Now a quick solution on the smoking ban. If non smokers want fresh air they should go outside. Simple!

The N.H.S. is being allowed special facilities for gays, lesbians and ethnic minorities but apparently still have the hated mixed wards. My simple solution is to put gay men with the women and lesbians with the men There you are, sorted!

Golf Clubs with more than 25 members cannot discriminate against women. Does this mean that as long as the women are old farts, self opinionated and dress weird they can fit in no problem?

The hunting ban, the prison overcrowding and paedophiles are crying out for an efficient and simple solution. The solution stands out and is crying out to be implemented solving 3 problems in one go. Forget the foxes, let’s have paedophiles hunting instead. I could think of nothing more satisfying than seeing a paedophile being ripped apart, limb by limb, by a pack of poor unemployed hounds.

Did you hear about the Polish man who woke up from a coma 19 years later to find himself in a democratic country?

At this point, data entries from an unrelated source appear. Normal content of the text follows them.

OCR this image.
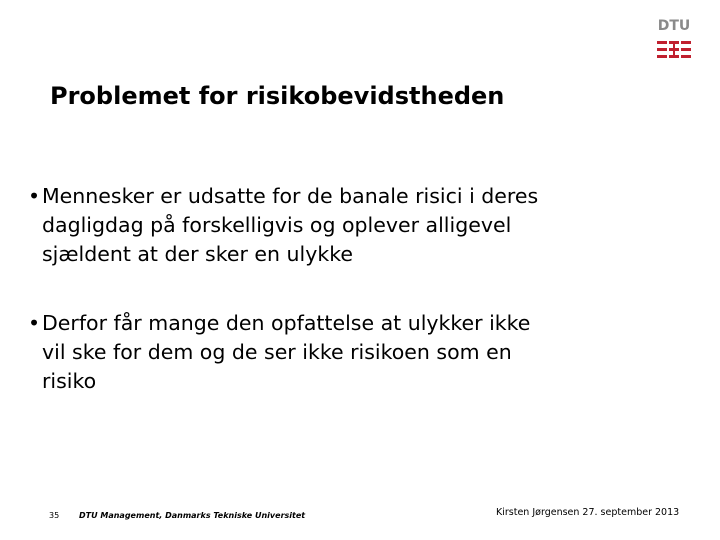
DTU
Problemet for risikobevidstheden
• Mennesker er udsatte for de banale risici i deres
dagligdag på forskelligvis og oplever alligevel
sjældent at der sker en ulykke
• Derfor får mange den opfattelse at ulykker ikke
vil ske for dem og de ser ikke risikoen som en
risiko
35 DTU Management, Danmarks Tekniske Universitet	Kirsten Jørgensen 27. september 2013
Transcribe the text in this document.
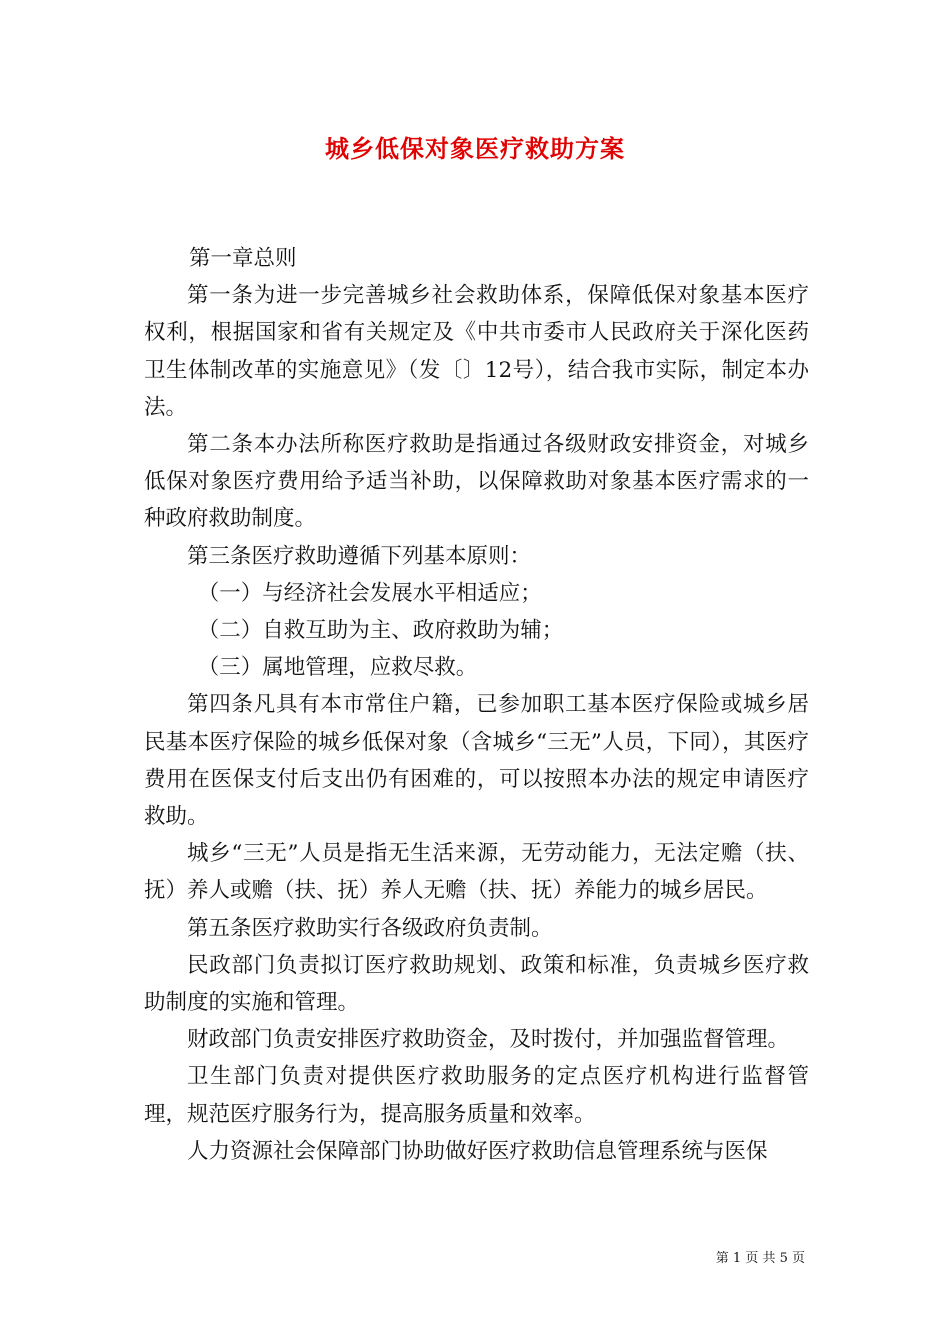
城乡低保对象医疗救助方案

第一章总则

第一条为进一步完善城乡社会救助体系，保障低保对象基本医疗权利，根据国家和省有关规定及《中共市委市人民政府关于深化医药卫生体制改革的实施意见》（发〔〕12号），结合我市实际，制定本办法。

第二条本办法所称医疗救助是指通过各级财政安排资金，对城乡低保对象医疗费用给予适当补助，以保障救助对象基本医疗需求的一种政府救助制度。

第三条医疗救助遵循下列基本原则：

（一）与经济社会发展水平相适应；

（二）自救互助为主、政府救助为辅；

（三）属地管理，应救尽救。

第四条凡具有本市常住户籍，已参加职工基本医疗保险或城乡居民基本医疗保险的城乡低保对象（含城乡“三无”人员，下同），其医疗费用在医保支付后支出仍有困难的，可以按照本办法的规定申请医疗救助。

城乡“三无”人员是指无生活来源，无劳动能力，无法定赡（扶、抚）养人或赡（扶、抚）养人无赡（扶、抚）养能力的城乡居民。

第五条医疗救助实行各级政府负责制。

民政部门负责拟订医疗救助规划、政策和标准，负责城乡医疗救助制度的实施和管理。

财政部门负责安排医疗救助资金，及时拨付，并加强监督管理。

卫生部门负责对提供医疗救助服务的定点医疗机构进行监督管理，规范医疗服务行为，提高服务质量和效率。

人力资源社会保障部门协助做好医疗救助信息管理系统与医保

第 1 页 共 5 页
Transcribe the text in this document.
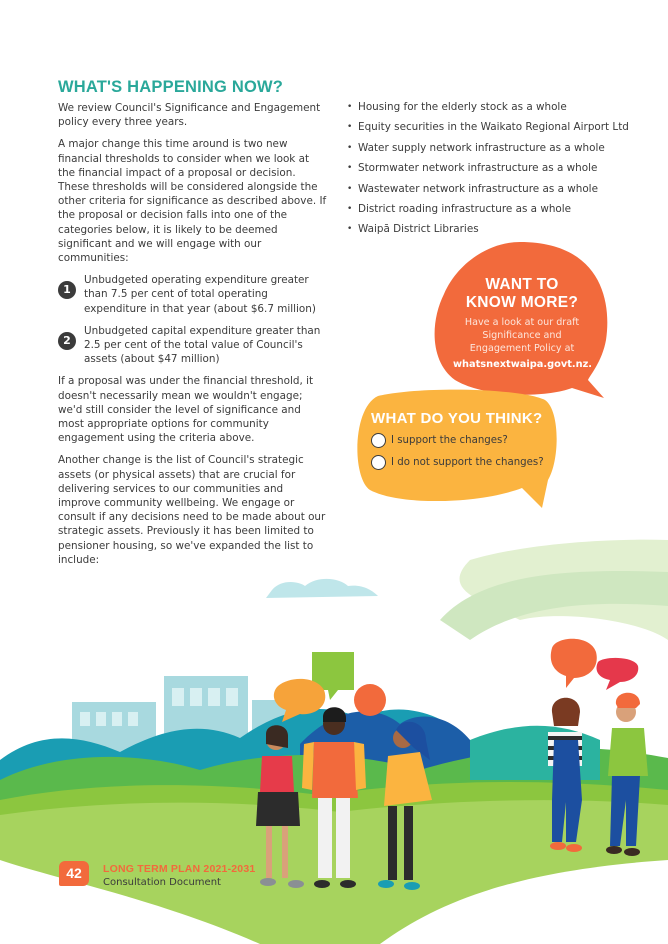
WHAT'S HAPPENING NOW?

We review Council's Significance and Engagement policy every three years.

A major change this time around is two new financial thresholds to consider when we look at the financial impact of a proposal or decision. These thresholds will be considered alongside the other criteria for significance as described above. If the proposal or decision falls into one of the categories below, it is likely to be deemed significant and we will engage with our communities:

1
Unbudgeted operating expenditure greater than 7.5 per cent of total operating expenditure in that year (about $6.7 million)
2
Unbudgeted capital expenditure greater than 2.5 per cent of the total value of Council's assets (about $47 million)

If a proposal was under the financial threshold, it doesn't necessarily mean we wouldn't engage; we'd still consider the level of significance and most appropriate options for community engagement using the criteria above.

Another change is the list of Council's strategic assets (or physical assets) that are crucial for delivering services to our communities and improve community wellbeing. We engage or consult if any decisions need to be made about our strategic assets. Previously it has been limited to pensioner housing, so we've expanded the list to include:

• Housing for the elderly stock as a whole
• Equity securities in the Waikato Regional Airport Ltd
• Water supply network infrastructure as a whole
• Stormwater network infrastructure as a whole
• Wastewater network infrastructure as a whole
• District roading infrastructure as a whole
• Waipā District Libraries
WANT TO
KNOW MORE?
Have a look at our draft Significance and Engagement Policy at
whatsnextwaipa.govt.nz.
WHAT DO YOU THINK?
I support the changes?
I do not support the changes?
42	LONG TERM PLAN 2021-2031
Consultation Document
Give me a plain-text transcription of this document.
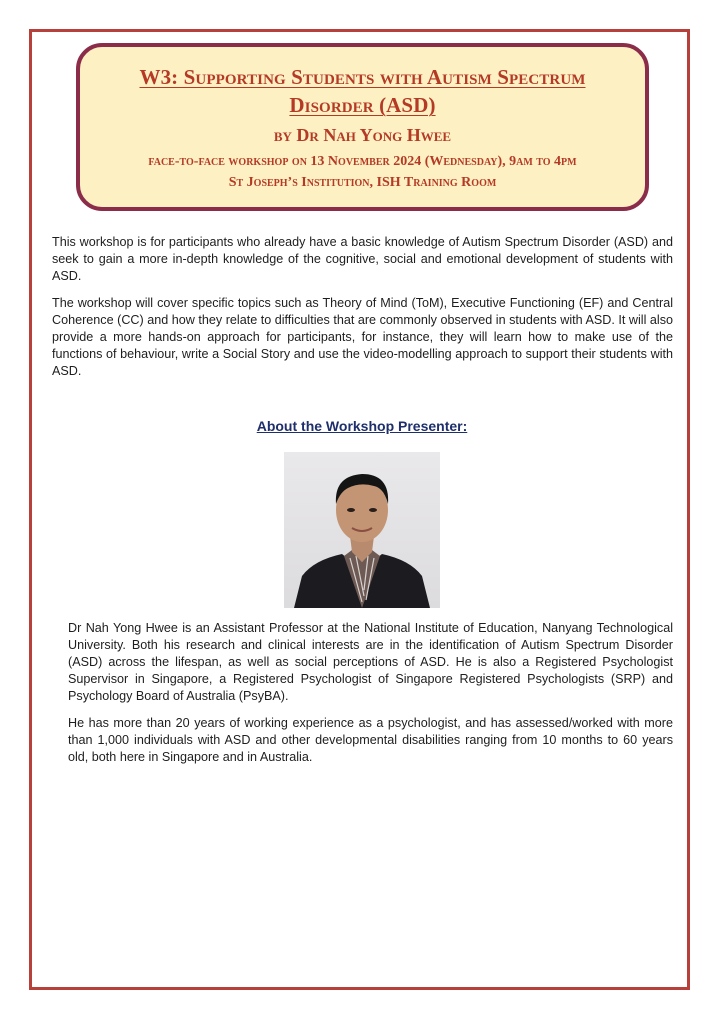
W3: Supporting Students with Autism Spectrum Disorder (ASD)
by Dr Nah Yong Hwee
face-to-face workshop on 13 November 2024 (Wednesday), 9am to 4pm
St Joseph’s Institution, ISH Training Room

This workshop is for participants who already have a basic knowledge of Autism Spectrum Disorder (ASD) and seek to gain a more in-depth knowledge of the cognitive, social and emotional development of students with ASD.

The workshop will cover specific topics such as Theory of Mind (ToM), Executive Functioning (EF) and Central Coherence (CC) and how they relate to difficulties that are commonly observed in students with ASD. It will also provide a more hands-on approach for participants, for instance, they will learn how to make use of the functions of behaviour, write a Social Story and use the video-modelling approach to support their students with ASD.

About the Workshop Presenter:

Dr Nah Yong Hwee is an Assistant Professor at the National Institute of Education, Nanyang Technological University. Both his research and clinical interests are in the identification of Autism Spectrum Disorder (ASD) across the lifespan, as well as social perceptions of ASD. He is also a Registered Psychologist Supervisor in Singapore, a Registered Psychologist of Singapore Registered Psychologists (SRP) and Psychology Board of Australia (PsyBA).

He has more than 20 years of working experience as a psychologist, and has assessed/worked with more than 1,000 individuals with ASD and other developmental disabilities ranging from 10 months to 60 years old, both here in Singapore and in Australia.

I thought that most Polish fall asleep in the back of a lorry and wake up in England.

Jealous Alonso accuses the British press for not being fair on him saying that in Spain he gets more respect. Well there you go! To be a hero in Spain you just have to drive fast.

Disabled people now have a right to ramps and stair lifts in rented properties but they will have to pay for it themselves. As most disabled people bang on about not wanting to be treated differently that’s fine by me. I too want a Ferrari but I would have to pay for that myself.